A Literary Catalog of Things Lost to History
AN INVENTORY OF LOSSES
By Judith Schalansky
Judith Schalansky’s collection “An Inventory of Losses” is classified as “Fiction/Essay,” a blurry and enviable label rare in American letters but championed by the book’s publisher, New Directions — texts that cross the boundary from nonfiction into the defamiliarized and ghostly. It situates Schalansky alongside other German writers such as Alexander Kluge and W. G. Sebald, as well as the Latin American authors Jorge Luis Borges, Valeria Luiselli and César Aira. The “inventory” of the title invokes the archives that the author is writing from, as well as the literary form of the list (like Sebald’s cabinets of curiosities and lists of various natural phenomena in his novels).
There are a couple of starts to this collection of 12 stories. A brilliant preamble that has much in common with Henri Lefebvre’s “The Missing Pieces” details things that disappeared — and others that were discovered — while the author was working on this book: a Boeing 777 that vanished en route to Beijing; mosques destroyed in Mosul, Iraq; strands of George Washington’s gray hair found in a New York library. We are also given a preface, an ambulatory and often playful meditation on history and forgetting that begins with the narrator’s visit to the cemetery at the center of a small fishing village. Again I was reminded of Sebald, his exploration of patterns of extinction while on a walking tour of Suffolk, England, in “Rings of Saturn.”

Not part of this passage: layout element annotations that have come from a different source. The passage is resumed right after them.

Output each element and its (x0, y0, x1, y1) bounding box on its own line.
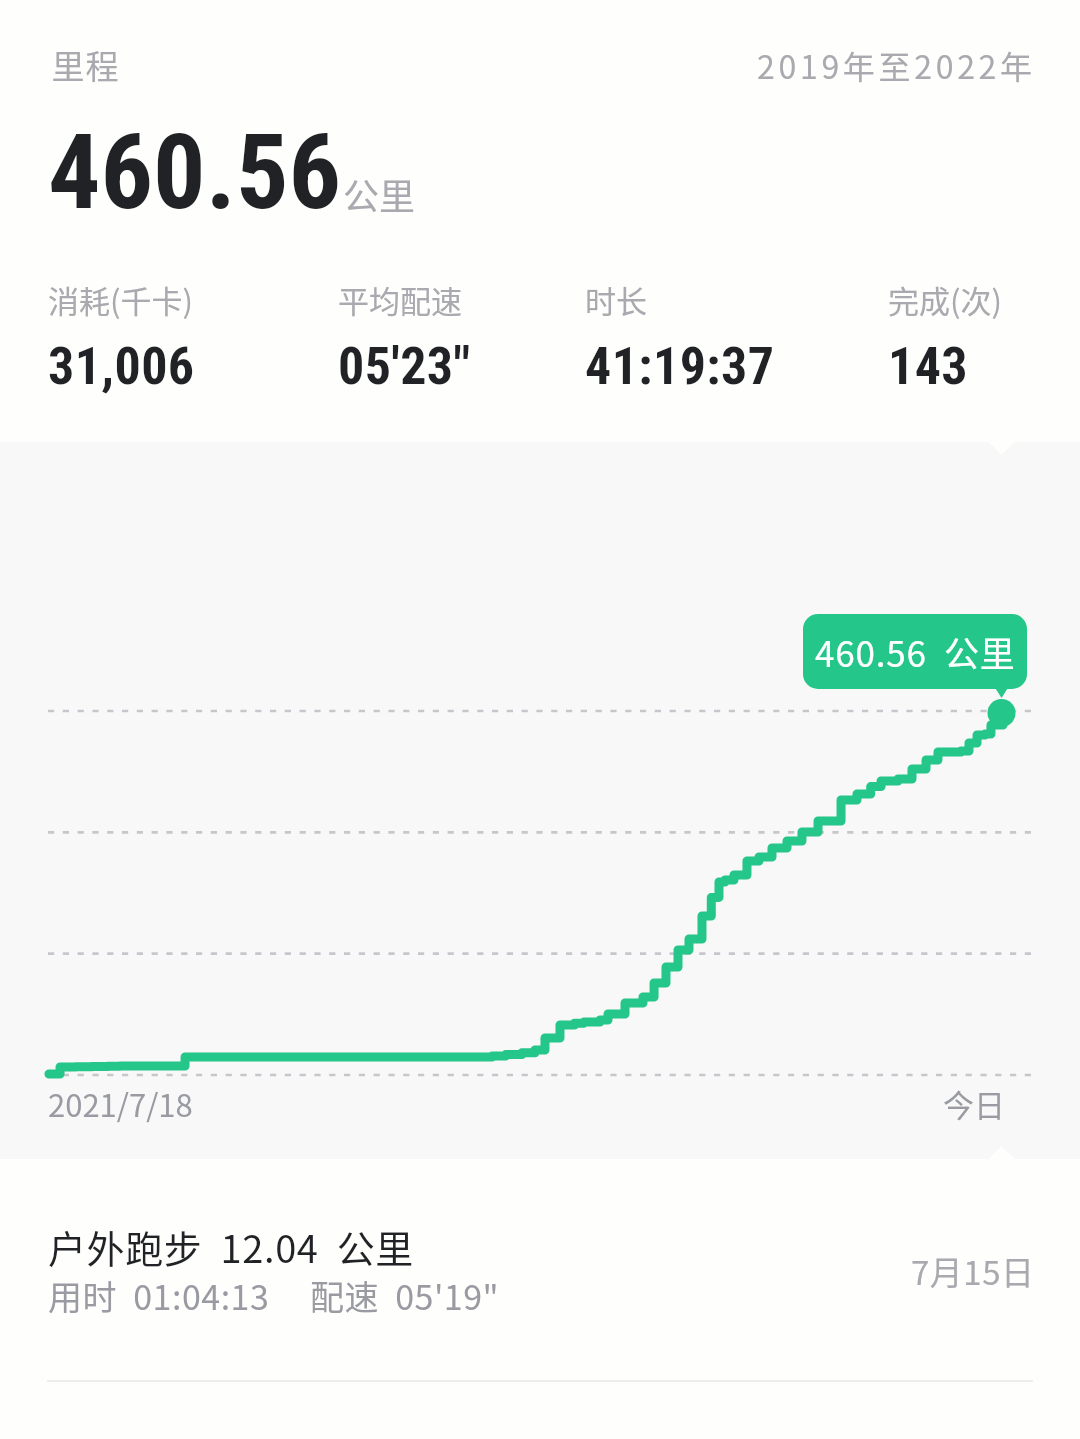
button[interactable]: 户外跑步 12.04 公里 (0, 1159, 1080, 1439)
staticText: 2021/7/18 (48, 1081, 193, 1126)
other: Cumulative distance chart (0, 442, 1080, 1159)
button[interactable]: 时长 (585, 277, 775, 397)
staticText: 今日 (943, 1081, 1005, 1126)
staticText: 2019年至2022年 (757, 42, 1036, 88)
staticText: 05'23" (338, 336, 471, 397)
staticText: 460.56 公里 (815, 626, 1016, 677)
staticText: 143 (888, 336, 969, 397)
staticText: 用时 01:04:13 配速 05'19" (48, 1271, 500, 1320)
button[interactable]: 完成(次) (888, 277, 1002, 397)
staticText: 里程 (51, 41, 119, 89)
staticText: 公里 (343, 168, 416, 220)
staticText: 户外跑步 12.04 公里 (48, 1219, 414, 1274)
button[interactable]: 2019年至2022年 (740, 28, 1048, 90)
staticText: 平均配速 (338, 277, 462, 322)
staticText: 消耗(千卡) (48, 277, 193, 322)
button[interactable]: 460.56 公里 (803, 614, 1027, 689)
staticText: 完成(次) (888, 277, 1002, 322)
other: Separator (0, 1159, 1080, 1439)
staticText: 41:19:37 (585, 336, 775, 397)
button[interactable]: 平均配速 (338, 277, 471, 397)
button[interactable]: 消耗(千卡) (48, 277, 195, 397)
staticText: 460.56 (48, 112, 342, 234)
staticText: 时长 (585, 277, 647, 322)
staticText: 7月15日 (911, 1247, 1035, 1295)
staticText: 31,006 (48, 336, 195, 397)
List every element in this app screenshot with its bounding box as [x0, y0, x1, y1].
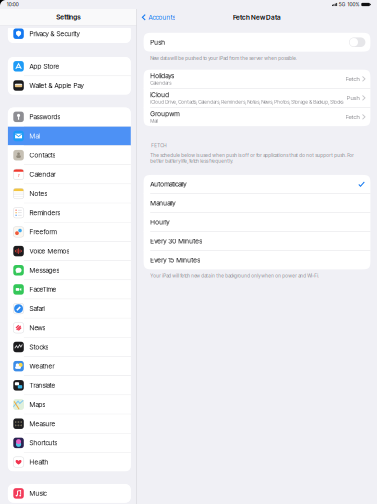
button[interactable]: 7 — [8, 165, 131, 184]
staticText: Holidays — [150, 72, 174, 80]
button[interactable]: Contacts — [8, 146, 131, 164]
staticText: App Store — [29, 62, 59, 70]
button[interactable]: Measure — [8, 414, 131, 433]
staticText: Contacts — [29, 151, 55, 159]
staticText: News — [29, 324, 45, 332]
button[interactable]: Notes — [8, 184, 131, 203]
button[interactable]: Voice Memos — [8, 242, 131, 260]
staticText: Safari — [29, 305, 44, 313]
staticText: Weather — [29, 362, 54, 370]
button[interactable]: Reminders — [8, 203, 131, 222]
staticText: Wallet & Apple Pay — [29, 82, 83, 90]
staticText: Your iPad will fetch new data in the bac… — [150, 273, 319, 279]
button[interactable]: Every 15 Minutes — [144, 251, 370, 269]
staticText: Privacy & Security — [29, 30, 79, 38]
staticText: Measure — [29, 420, 55, 428]
button[interactable]: Safari — [8, 299, 131, 318]
button[interactable]: Privacy & Security — [8, 24, 131, 43]
button[interactable]: Every 30 Minutes — [144, 232, 370, 250]
button[interactable]: Shortcuts — [8, 434, 131, 452]
staticText: Passwords — [29, 113, 60, 121]
staticText: Calendar — [29, 170, 55, 178]
staticText: Every 15 Minutes — [150, 256, 200, 264]
staticText: FaceTime — [29, 285, 56, 294]
button[interactable]: Music — [8, 484, 131, 503]
button[interactable]: FaceTime — [8, 280, 131, 299]
button[interactable]: App Store — [8, 57, 131, 76]
staticText: Manually — [150, 199, 175, 207]
button[interactable]: Automatically — [144, 175, 370, 193]
button[interactable]: Mail — [8, 127, 131, 145]
staticText: Hourly — [150, 218, 169, 226]
staticText: Calendars — [150, 80, 171, 86]
staticText: 10:00 — [7, 1, 19, 8]
staticText: Health — [29, 458, 48, 466]
button[interactable]: Wallet & Apple Pay — [8, 76, 131, 95]
staticText: iCloud Drive, Contacts, Calendars, Remin… — [150, 99, 343, 105]
staticText: 7 — [18, 173, 20, 178]
button[interactable]: Messages — [8, 261, 131, 280]
staticText: Freeform — [29, 228, 56, 236]
staticText: Reminders — [29, 209, 60, 217]
button[interactable]: Hourly — [144, 213, 370, 231]
staticText: Push — [346, 94, 360, 102]
button[interactable]: Stocks — [8, 338, 131, 356]
button[interactable]: Passwords — [8, 108, 131, 126]
staticText: Music — [29, 489, 46, 498]
button[interactable]: Translate — [8, 376, 131, 395]
button[interactable]: News — [8, 318, 131, 337]
staticText: Automatically — [150, 180, 186, 188]
button[interactable]: Accounts — [137, 10, 175, 24]
button[interactable]: iCloud — [144, 89, 370, 107]
button[interactable]: Holidays — [144, 70, 370, 88]
staticText: 5G — [339, 1, 346, 8]
button[interactable]: Maps — [8, 395, 131, 414]
staticText: Translate — [29, 381, 55, 389]
button[interactable]: Manually — [144, 194, 370, 212]
staticText: Push — [150, 38, 165, 46]
staticText: Messages — [29, 266, 59, 274]
staticText: 100% — [348, 1, 360, 8]
staticText: Stocks — [29, 343, 48, 351]
staticText: The schedule below is used when push is … — [150, 152, 354, 164]
staticText: Fetch — [346, 75, 360, 83]
staticText: Settings — [56, 13, 80, 21]
staticText: Fetch — [346, 113, 360, 121]
staticText: Voice Memos — [29, 247, 69, 255]
staticText: Shortcuts — [29, 439, 57, 447]
staticText: Mail — [29, 132, 40, 140]
staticText: Accounts — [148, 13, 175, 21]
staticText: New data will be pushed to your iPad fro… — [150, 55, 297, 61]
staticText: Groupwm — [150, 110, 179, 118]
button[interactable]: Weather — [8, 357, 131, 376]
button[interactable]: Groupwm — [144, 108, 370, 126]
staticText: FETCH — [151, 142, 166, 148]
staticText: Maps — [29, 400, 45, 409]
button[interactable]: Freeform — [8, 223, 131, 241]
staticText: Mail — [150, 118, 158, 124]
staticText: Every 30 Minutes — [150, 237, 202, 245]
staticText: Notes — [29, 190, 47, 198]
staticText: Fetch New Data — [233, 13, 281, 21]
button[interactable]: Health — [8, 453, 131, 471]
staticText: iCloud — [150, 91, 169, 99]
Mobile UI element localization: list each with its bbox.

What follow are stories that deal with “the diverse phenomena of decomposition and destruction,” linking the concept of the archive with that of “its prototype, the ark,” namely our futile compulsion to gather and preserve everything in a finite space. Ultimately, archives are nothing more than “managed cemeteries,” Schalansky writes, storing only relics and traces of what has long departed from “the life cycle of the present.”
Each story begins with an italicized catalog entry of an item lost to history, then proceeds to an account told from the point of view of a researcher-narrator, or from the voices of past consciousnesses. Some digress to other narratives entirely. Subjects include the lost island of Tuanaki (Schalansky’s previous book was a speculative survey of remote islands), the extinction of the Caspian tiger, the 17th-century discovery of a purported unicorn skeleton, the disappearance of an F. W. Murnau film and the fragmentary papyri of Sappho. Schalansky’s texts, ably translated from the German by Jackie Smith, sometimes directly animate historical accounts, using a technique like ventriloquism. This can come together to impressive effect, especially in stories that feature the narrator wandering through natural landscapes (with beautiful attention paid to birds and animals) or through archives. In the strongest story, “Guericke’s Unicorn,” the narrator visits the Alps, hoping to write a categorical guide to monsters and feeling haunted by her studies. It’s a study of mood and strangeness that brings to mind Del and Sofia Samatar’s illustrated bestiary “Monster Portraits.”
Conversely, despite the fascinating history behind Schalansky’s story about the Caspian tiger, set in Caesar’s Rome amid the origins of the circus and the bestiarii, I found the third-person point of view conjuring up animal consciousness to be somewhat boring. More perplexing was a chatty interior monologue from the perspective of Greta Garbo walking through Manhattan that renders the enigmatic actress a one-dimensional dullard. This feels like a lost opportunity, as it precedes a poetic essay on Sappho’s queerness (the ancient Greek lyricist was apparently one of Garbo’s favorite poets), linking her work to other remnants such as the correspondence between Emily Dickinson and her sister-in-law, Susan Gilbert. I found myself longing for more of a mosaic, for more connections and atmospheric frisson between the stories, fulfilling the elegiac promise of the opening essays, although there is much to admire here in the richness of historical research and the intelligence and eloquence of thought. The meditation that emerges is less about loss and disappearance and more about the ludic nature of the archive, with its gaps and fragments.